The Hanjin Greece docked in Long Beach on Saturday after a US bankruptcy court granted it protection and terminal operators agreed to take it. Truck drivers probably will begin moving containers from the Greece yesterday while the vessel prepares to leave late in the day for the Port of Oakland, said Teamsters spokeswoman Barbara Maynard and shipping traffic controllers.
However, the Greece carries only a fraction of the $14bn in goods on dozens of ships owned or leased by the world’s seventh-largest container carrier.
The collapse of Hanjin under debts of $5.5bn has caused havoc in global trade networks and a surge in freight rates.
Some vessels have also been seized.
Yesterday, Choi Eun-young, a former chairwoman of Hanjin Shipping pledged to provide $9mn in private funds to help resolve the situation “in which economic damage is increasing from the turmoil in shipping due to its unexpected court restructuring”.
Choi, who controlled Hanjin Shipping between 2007 and 2014, will provide the funds “within days”. Parent company Hanjin Group pledged last week to raise 100bn won ($90mn) in funds to help rescue stranded cargo.
Korean Air Lines, the biggest shareholder of Hanjin Shipping, on Saturday approved a conditional plan to provide a loan of 60bn won to the troubled shipper.
Hanjin Group chairman Cho Yang-ho will raise the remaining 40bn won and the goal is to raise it by today as the funds are needed as soon as possible to unload cargo, a Korean Air spokesman said yesterday.
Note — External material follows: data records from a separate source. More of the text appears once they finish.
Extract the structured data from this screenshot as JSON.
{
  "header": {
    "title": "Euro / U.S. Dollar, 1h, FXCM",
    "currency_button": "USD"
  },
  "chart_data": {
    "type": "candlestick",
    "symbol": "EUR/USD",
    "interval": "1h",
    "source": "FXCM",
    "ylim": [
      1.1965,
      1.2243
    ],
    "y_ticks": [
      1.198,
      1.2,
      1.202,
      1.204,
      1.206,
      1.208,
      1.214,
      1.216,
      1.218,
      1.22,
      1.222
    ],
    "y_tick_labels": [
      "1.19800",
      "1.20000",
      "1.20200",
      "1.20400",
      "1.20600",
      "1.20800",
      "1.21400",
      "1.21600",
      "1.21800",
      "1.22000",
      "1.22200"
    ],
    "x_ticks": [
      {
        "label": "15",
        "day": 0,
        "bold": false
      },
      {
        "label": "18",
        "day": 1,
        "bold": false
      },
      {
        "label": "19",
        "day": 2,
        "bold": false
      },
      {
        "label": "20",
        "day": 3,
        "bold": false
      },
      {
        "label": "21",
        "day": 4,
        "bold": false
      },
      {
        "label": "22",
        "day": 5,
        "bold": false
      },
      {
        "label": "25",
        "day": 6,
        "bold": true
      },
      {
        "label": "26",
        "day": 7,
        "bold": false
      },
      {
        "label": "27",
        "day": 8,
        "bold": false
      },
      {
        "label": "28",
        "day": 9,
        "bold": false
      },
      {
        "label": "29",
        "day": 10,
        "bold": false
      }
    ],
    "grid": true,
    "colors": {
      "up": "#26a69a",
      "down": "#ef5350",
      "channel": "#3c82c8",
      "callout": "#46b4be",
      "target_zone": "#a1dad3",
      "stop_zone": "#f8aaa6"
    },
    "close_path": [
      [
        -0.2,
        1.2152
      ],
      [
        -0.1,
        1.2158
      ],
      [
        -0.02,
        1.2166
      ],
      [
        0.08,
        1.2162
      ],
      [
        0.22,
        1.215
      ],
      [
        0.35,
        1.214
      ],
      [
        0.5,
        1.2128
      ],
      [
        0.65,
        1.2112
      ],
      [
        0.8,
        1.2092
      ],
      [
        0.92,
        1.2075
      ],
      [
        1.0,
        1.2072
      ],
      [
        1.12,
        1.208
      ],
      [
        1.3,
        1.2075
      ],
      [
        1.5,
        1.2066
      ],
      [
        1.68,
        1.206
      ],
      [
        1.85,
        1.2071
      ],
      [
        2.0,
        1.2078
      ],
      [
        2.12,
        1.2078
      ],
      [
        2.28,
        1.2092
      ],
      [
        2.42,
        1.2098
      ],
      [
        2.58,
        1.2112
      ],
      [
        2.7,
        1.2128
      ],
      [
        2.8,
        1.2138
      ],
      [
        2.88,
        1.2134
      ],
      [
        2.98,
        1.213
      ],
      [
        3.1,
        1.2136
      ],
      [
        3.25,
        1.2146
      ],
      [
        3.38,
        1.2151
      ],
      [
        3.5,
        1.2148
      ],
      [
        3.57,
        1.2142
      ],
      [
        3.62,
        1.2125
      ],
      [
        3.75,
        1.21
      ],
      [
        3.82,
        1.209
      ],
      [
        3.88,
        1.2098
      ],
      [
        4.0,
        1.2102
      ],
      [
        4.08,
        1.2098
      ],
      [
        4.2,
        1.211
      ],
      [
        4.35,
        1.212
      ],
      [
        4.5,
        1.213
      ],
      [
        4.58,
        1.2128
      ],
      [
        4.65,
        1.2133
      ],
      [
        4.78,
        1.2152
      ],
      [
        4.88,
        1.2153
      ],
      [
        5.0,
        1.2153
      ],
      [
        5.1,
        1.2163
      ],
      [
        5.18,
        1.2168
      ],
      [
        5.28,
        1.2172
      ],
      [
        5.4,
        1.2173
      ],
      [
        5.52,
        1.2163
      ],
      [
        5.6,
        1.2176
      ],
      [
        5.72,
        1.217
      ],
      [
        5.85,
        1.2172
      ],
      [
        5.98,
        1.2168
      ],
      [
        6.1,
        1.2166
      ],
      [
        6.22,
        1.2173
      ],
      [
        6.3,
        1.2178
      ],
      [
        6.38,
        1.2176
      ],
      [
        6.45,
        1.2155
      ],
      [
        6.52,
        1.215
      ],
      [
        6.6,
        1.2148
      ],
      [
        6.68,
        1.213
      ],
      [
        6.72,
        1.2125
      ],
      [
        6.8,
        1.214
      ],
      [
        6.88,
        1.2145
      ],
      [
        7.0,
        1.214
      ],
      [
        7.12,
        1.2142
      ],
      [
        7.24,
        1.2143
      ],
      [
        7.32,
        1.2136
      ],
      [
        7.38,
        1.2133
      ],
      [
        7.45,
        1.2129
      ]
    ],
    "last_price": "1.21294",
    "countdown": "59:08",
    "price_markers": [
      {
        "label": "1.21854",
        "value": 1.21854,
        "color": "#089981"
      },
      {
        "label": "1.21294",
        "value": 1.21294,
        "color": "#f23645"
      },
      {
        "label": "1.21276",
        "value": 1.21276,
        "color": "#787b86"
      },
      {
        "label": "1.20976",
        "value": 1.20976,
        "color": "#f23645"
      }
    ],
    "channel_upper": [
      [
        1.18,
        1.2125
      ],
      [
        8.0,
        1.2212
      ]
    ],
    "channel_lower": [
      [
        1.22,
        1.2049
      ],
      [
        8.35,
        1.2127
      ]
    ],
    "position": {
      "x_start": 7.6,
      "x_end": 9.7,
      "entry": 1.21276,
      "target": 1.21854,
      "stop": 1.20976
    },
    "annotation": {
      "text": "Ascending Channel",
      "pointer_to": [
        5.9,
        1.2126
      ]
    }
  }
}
Charter owner Seaspan Corp has three ships under charter with Hanjin – the Hanjin Buddha, Hanjin Namu and Hanjin Tabul – which are all due to hit the US West Coast within the next few days. Chief executive Gerry Wang said he was confident the South Korean government would provide sufficient funds to pay port operators and Seaspan by the time those ships arrived to ensure they were unloaded.
“We’re keeping our fingers crossed, but South Korea is an export economy and the government needs to ensure the flow of goods to consumers,” Wang said.”I don’t think they want that supply chain to be interrupted on a permanent basis.”
Creditors have sought an arrest warrant against the Seaspan Efficiency, a ship hauling cargo for Hanjin that was due to arrive in Savannah.
Wang said the cargo concerned amount to just around $800,000 and that he was confident the parties involved could come to an agreement.
It is not clear when port operators will bring others to berths in Southern California and elsewhere. The US court on Friday gave three other Hanjin ships protection from seizure.
The three other Hanjin ships protected by the US court order are the Hanjin Boston, which remained off the Port of Long Beach awaiting orders on Sunday, and the Hanjin Gdynia, which was several hundred miles away from Long Beach, and the Hanjin Jungil, 310 nautical miles west of San Francisco with its destination listed as Long Beach, according to Marine Exchanges on the west coast that coordinate shipping traffic. Another Hanjin ship off Long Beach, the Hanjin Montevideo, is under the supervision of a court-ordered custodian after two fuel companies obtained an arrest warrant for it over unpaid bills.
Hanjin and the fuel providers are trying to work out an arrangement to release the vessel.
In Hong Kong, the Hanjin Belawan arrived from Shanghai yesterday loaded with containers and was anchored a short distance from the city’s Kwai Chung Container Terminal.
Terminal operator Hongkong International Terminals, a unit of Hutchison Port Holdings Trust controlled by tycoon Li Ka-shing, has outraged local cargo owners by charging fees of between HK$10,000-HK$15,000 ($1,285-$1,928) per Hanjin container to release them at the port.
The delays have concerned importers like Alex Rasheed, president of Pacific Textile and Sourcing Inc in Los Angeles, which has a shipment of clothing in 16 containers on Hanjin ships off Long Beach.
“We’re already starting to run out of some colours and some sizes,” Rasheed said, noting Hanjin’s collapse comes as US retailers prepare for the all-important holiday shopping season.
In Singapore, cargo owner AP Oil International said it had been sending replacement cargoes on urgent orders.